Birth of the museum
The museum was opened in the summer of 1994 for the 50th anniversary celebrations of the Liberation of Paris. It was given the name Musée du général Leclerc de Hauteclocque et de la Libération de Paris - Musée Jean Moulin. It was funded by a donation from the Fondation Maréchal Leclerc and the bequest of Antoinette Sasse – painter, resistance fighter and close friend of Jean Moulin – to the City of Paris.
The museum ties together the actions and careers of these two men: General Leclerc, emblematic figure of the Free French Forces, and Jean Moulin, symbol of the French Resistance. The two stories are told against a background of the history of France in the Second World War, the French Resistance from June 1942 to Liberation in 1944, Paris under the Germans, Resistance Paris, the Vichy Government and the occupying forces. The two museum spaces are joined symbolically in a room devoted to the Liberation of Paris, which was the successful outcome of both men’s actions – the shared aim of their respective combats. In this circular room, audio-visual archive images of the Liberation of Paris are projected onto the walls, evoking that key moment in the history of the French capital. This installation, the only one of its kind in Paris, is the highlight of the museum.
Montparnasse, a historic district
The museum is located above the Gare Montparnasse, overlooking the Jardin Atlantique. It is an area laden with history and was Jean Moulin’s favourite part of Paris. In the 1930s, he kept company with artists of the Paris School like Chaïm Soutine and Othon Friesz and bought some of their works. General Leclerc set up his command post in the old Gare Montparnasse. It was from there that he directed operations for the liberation of Paris on 25 August 1944. And it was inside that same station that General von Choltitz, the German military governor of Paris, signed the ceasefire ordering the surrender of the German garrison in Paris.
Authentic objects and an important focus on audio-visuals
The museum trail avoids sensationalism by presenting authentic objects in context, but without reconstructions. A fourteen-screen projection room plunges the visitor into the heart of the insurrection and the Liberation of Paris. The vast reserve collections make it possible to link the objects and to create an active stance for the visitor. The objects on display are authentic: manuscripts, posters, flyers, photographs, newspapers, badges and insignia, uniforms and graphic works. Since they were started, the collections have grown thanks to donations such as the etchings illustrating poems by Tristan Corbière by Romanin (Jean Moulin’s pseudonym). These were donated by his family. The City of Paris acquired German occupation propaganda posters, personal objects belonging to general Leclerc, and has also entrusted the city of Paris’s own Cross (Companion of the Renaissance), to the museum.

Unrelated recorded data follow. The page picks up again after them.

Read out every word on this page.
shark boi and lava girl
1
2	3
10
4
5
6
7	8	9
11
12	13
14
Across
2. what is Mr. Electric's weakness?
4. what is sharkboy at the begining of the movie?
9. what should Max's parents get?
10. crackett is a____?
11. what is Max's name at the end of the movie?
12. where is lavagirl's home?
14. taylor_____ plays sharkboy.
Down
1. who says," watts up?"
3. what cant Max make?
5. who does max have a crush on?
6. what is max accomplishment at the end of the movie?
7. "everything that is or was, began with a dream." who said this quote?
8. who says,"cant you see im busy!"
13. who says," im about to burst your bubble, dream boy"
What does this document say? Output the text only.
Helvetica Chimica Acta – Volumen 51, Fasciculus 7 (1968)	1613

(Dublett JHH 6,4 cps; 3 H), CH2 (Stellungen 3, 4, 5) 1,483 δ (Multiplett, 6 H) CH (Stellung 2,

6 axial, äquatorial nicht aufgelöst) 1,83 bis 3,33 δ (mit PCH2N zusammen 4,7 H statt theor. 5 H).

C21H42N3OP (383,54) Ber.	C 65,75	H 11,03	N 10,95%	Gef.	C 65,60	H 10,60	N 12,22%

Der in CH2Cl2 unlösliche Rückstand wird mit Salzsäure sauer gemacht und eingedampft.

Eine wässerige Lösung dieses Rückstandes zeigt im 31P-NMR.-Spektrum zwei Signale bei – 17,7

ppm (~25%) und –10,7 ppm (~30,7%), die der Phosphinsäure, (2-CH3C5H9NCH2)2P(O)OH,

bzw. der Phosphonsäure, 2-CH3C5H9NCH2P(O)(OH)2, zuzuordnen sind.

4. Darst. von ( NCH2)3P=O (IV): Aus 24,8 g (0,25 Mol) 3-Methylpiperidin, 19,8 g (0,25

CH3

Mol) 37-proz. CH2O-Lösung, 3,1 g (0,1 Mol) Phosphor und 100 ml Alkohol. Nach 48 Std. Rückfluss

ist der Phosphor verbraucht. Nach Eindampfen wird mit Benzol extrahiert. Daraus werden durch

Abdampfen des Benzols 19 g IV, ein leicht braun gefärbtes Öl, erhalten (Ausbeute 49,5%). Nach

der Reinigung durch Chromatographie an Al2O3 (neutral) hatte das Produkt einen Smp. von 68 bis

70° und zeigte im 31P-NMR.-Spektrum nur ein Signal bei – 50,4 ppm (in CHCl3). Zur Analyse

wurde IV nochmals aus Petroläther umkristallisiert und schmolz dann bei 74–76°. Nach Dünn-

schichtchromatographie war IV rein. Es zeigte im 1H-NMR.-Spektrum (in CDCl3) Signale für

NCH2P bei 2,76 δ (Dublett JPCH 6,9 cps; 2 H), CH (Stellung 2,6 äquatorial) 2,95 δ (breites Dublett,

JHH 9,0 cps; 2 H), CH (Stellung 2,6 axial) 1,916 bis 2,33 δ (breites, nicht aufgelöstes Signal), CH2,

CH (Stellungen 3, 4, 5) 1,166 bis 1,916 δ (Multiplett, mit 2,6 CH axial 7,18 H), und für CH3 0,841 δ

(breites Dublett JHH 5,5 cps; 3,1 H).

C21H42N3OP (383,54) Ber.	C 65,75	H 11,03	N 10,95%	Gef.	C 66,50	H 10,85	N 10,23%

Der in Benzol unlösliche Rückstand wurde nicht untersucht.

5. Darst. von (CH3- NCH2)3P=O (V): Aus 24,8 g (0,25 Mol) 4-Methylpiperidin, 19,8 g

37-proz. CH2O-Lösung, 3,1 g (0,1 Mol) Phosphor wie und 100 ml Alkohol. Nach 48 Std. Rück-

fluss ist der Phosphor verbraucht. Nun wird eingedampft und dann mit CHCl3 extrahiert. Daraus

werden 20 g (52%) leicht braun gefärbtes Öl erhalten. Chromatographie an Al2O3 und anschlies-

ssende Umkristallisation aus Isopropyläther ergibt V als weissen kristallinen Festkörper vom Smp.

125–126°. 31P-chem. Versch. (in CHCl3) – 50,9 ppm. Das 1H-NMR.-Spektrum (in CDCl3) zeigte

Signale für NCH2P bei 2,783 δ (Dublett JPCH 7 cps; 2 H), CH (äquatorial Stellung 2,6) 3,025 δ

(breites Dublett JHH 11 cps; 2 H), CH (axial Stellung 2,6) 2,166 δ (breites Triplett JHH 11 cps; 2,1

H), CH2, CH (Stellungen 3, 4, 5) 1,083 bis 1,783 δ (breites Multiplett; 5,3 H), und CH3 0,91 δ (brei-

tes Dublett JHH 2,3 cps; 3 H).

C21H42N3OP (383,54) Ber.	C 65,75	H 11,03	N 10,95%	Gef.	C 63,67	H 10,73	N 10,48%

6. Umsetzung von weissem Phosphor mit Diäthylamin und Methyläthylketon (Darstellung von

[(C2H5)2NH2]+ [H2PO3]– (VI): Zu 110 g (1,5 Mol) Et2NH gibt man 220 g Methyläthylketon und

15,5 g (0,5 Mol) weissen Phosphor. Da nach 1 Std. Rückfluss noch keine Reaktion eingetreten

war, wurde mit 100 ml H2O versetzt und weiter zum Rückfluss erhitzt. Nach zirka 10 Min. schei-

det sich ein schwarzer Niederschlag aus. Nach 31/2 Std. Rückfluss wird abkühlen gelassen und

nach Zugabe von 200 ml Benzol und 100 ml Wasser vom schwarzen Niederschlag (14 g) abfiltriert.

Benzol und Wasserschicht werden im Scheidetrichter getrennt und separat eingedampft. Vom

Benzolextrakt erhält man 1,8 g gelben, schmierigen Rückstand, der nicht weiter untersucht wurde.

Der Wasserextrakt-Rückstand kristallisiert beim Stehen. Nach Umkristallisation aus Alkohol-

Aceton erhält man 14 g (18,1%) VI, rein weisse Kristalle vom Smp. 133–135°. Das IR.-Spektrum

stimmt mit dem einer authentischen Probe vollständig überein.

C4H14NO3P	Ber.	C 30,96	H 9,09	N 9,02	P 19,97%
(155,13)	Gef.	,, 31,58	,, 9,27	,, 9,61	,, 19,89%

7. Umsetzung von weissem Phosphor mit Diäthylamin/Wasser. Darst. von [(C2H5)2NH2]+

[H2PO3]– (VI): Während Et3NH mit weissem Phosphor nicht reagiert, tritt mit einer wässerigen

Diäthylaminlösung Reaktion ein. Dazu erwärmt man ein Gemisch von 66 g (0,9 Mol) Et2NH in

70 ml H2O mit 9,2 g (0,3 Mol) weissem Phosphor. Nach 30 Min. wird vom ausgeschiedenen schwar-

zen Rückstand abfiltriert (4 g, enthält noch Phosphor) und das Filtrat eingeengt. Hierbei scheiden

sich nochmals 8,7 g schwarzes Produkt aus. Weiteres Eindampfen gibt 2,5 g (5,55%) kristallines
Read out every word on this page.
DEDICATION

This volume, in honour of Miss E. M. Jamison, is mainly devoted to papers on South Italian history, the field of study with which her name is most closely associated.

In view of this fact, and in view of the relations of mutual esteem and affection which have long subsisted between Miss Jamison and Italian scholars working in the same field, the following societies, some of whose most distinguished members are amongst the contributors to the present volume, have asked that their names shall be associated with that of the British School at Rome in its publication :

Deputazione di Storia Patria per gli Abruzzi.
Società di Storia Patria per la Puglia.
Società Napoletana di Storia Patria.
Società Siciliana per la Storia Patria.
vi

The museum organises monographic exhibitions (e.g. De Gaulle; Jean Moulin artist and art lover; Leclerc and his men) as well as thematic exhibitions about the French resistance, Free France, and the colonial empire: Leclerc in Morocco; The Destruction of the Jews of Hungary; Insurgent Paris; Liberated Paris; Accessories and Objects; Accounts of Women’s Lives in Paris 1940-1944. There have been exhibitions, making use of the latest historical research, in partnership with the Gedenkstätte Deutscher Widerstand (Berlin): Germans against Nazism. Opposition and Resistance activities, 1933-1945 (in 1995-96); Plots and Assassination Attempts against Hitler (in 2004); and also in partnership with other Foundations and Associations: Association Française Buchenwald, Dora and Kommandos.